Azalan idrar miktarı, ödem (şişlik), yorgunluk, halsizlik, nefes darlığı, kafa karışıklığı, uyuşukluk, hızlı veya düzensiz kalp atışı, bulantı, kusma gibi şikayetler akut böbrek yetmezliği belirtileri arasında yer almaktadır.
Nefroloji uzmanı tanı için idrar testi, kan testi veya böbrek ultrasonu gibi testleri önerebilmektedir. Akut böbrek yetmezliğinin tedavisi; altta yatan nedeni ortadan kaldırmaya yönelik olacaktır. Hastaya göre değişmekle birlikte ilaç tedavisi, diyaliz gibi tedavi seçenekleri uygulanabilmektedir.
Koruyucu hekimlik alanına giren tüm çalışmalar hastalığı önleyici çalışmalar bütününü tanımlar. Kronik böbrek yetersizliğinden korunmak mümkündür. Bilinçsiz ilaç kullanımına bağlı gelişebilecek kronik böbrek yetersizliği en iyi örneği teşkil eder. Diğer nedenler için de benzer durum söz konusudur. Şeker hastalığı varlığında beslenmesine, insülin tedavisine ve kontrollerine bağlı kalan hastalarda böbreklerin fonksiyonlarını korumak mümkün olabilmektedir. Herşeye rağmen kronik böbrek yetersizliği gelişecek hastalarda ise disiplinli bir takip ve tedavi ile böbrek fonksiyonları maksimum süre ile uzatılabilir. Kronik böbrek yetersizliğin asıl tedavisi de koruyucu hekimlik kapsamında hastalığın önlenmesi olacaktır.
Nefroloji, böbreklerin işlevsel ve yapısal sorunları ile ilgilidir.

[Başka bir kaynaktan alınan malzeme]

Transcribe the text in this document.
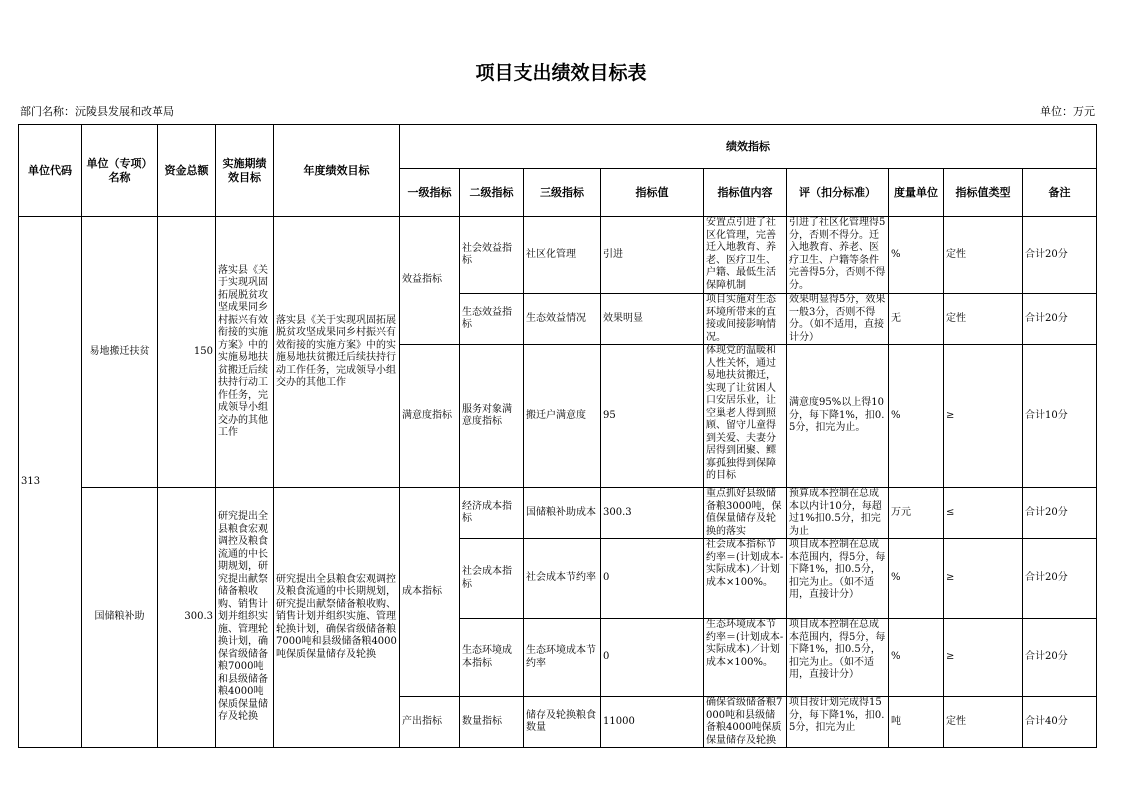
项目支出绩效目标表
部门名称：沅陵县发展和改革局	单位：万元
单位代码	单位（专项）名称	资金总额	实施期绩效目标	年度绩效目标	绩效指标								
					一级指标	二级指标	三级指标	指标值	指标值内容	评（扣分标准）	度量单位	指标值类型	备注
313	易地搬迁扶贫	150	落实县《关于实现巩固拓展脱贫攻坚成果同乡村振兴有效衔接的实施方案》中的实施易地扶贫搬迁后续扶持行动工作任务，完成领导小组交办的其他工作	落实县《关于实现巩固拓展脱贫攻坚成果同乡村振兴有效衔接的实施方案》中的实施易地扶贫搬迁后续扶持行动工作任务，完成领导小组交办的其他工作	效益指标	社会效益指标	社区化管理	引进	安置点引进了社区化管理，完善迁入地教育、养老、医疗卫生、户籍、最低生活保障机制	引进了社区化管理得5分，否则不得分。迁入地教育、养老、医疗卫生、户籍等条件完善得5分，否则不得分。	%	定性	合计20分
						生态效益指标	生态效益情况	效果明显	项目实施对生态环境所带来的直接或间接影响情况。	效果明显得5分，效果一般3分，否则不得分。（如不适用，直接计分）	无	定性	合计20分
					满意度指标	服务对象满意度指标	搬迁户满意度	95	体现党的温暖和人性关怀，通过易地扶贫搬迁，实现了让贫困人口安居乐业，让空巢老人得到照顾、留守儿童得到关爱、夫妻分居得到团聚、鳏寡孤独得到保障的目标	满意度95%以上得10分，每下降1%，扣0.5分，扣完为止。	%	≥	合计10分
	国储粮补助	300.3	研究提出全县粮食宏观调控及粮食流通的中长期规划，研究提出献祭储备粮收购、销售计划并组织实施、管理轮换计划，确保省级储备粮7000吨和县级储备粮4000吨保质保量储存及轮换	研究提出全县粮食宏观调控及粮食流通的中长期规划，研究提出献祭储备粮收购、销售计划并组织实施、管理轮换计划，确保省级储备粮7000吨和县级储备粮4000吨保质保量储存及轮换	成本指标	经济成本指标	国储粮补助成本	300.3	重点抓好县级储备粮3000吨，保值保量储存及轮换的落实	预算成本控制在总成本以内计10分，每超过1%扣0.5分，扣完为止	万元	≤	合计20分
						社会成本指标	社会成本节约率	0	社会成本指标节约率＝(计划成本-实际成本)／计划成本×100%。	项目成本控制在总成本范围内，得5分，每下降1%，扣0.5分，扣完为止。（如不适用，直接计分）	%	≥	合计20分
						生态环境成本指标	生态环境成本节约率	0	生态环境成本节约率＝(计划成本-实际成本)／计划成本×100%。	项目成本控制在总成本范围内，得5分，每下降1%，扣0.5分，扣完为止。（如不适用，直接计分）	%	≥	合计20分
					产出指标	数量指标	储存及轮换粮食数量	11000	确保省级储备粮7000吨和县级储备粮4000吨保质保量储存及轮换	项目按计划完成得15分，每下降1%，扣0.5分，扣完为止	吨	定性	合计40分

Nefrologlar, böbreklerin işleyişindeki her türlü bozukluğun nedenini teşhis etmek ve tedavi etmekle ilgilidirler. Bu, böbrek hastalıkları, böbrek yetmezliği, böbrek taşları ve benzeri gibi birçok farklı durumu içermektedir.
Üroloji ise, idrar yollarının ve üreme sisteminin cerrahi ve medikal tedavisi ile ilgilidir. Ürologlar, idrar yolları, böbrekler, mesane, prostat ve benzeri organların cerrahi ve medikal tedavilerini gerçekleştirmektedir. İdrar yolu enfeksiyonları, böbrek taşları, prostat kanseri ve benzeri gibi birçok farklı durumlar ürolojinin kapsamındadır.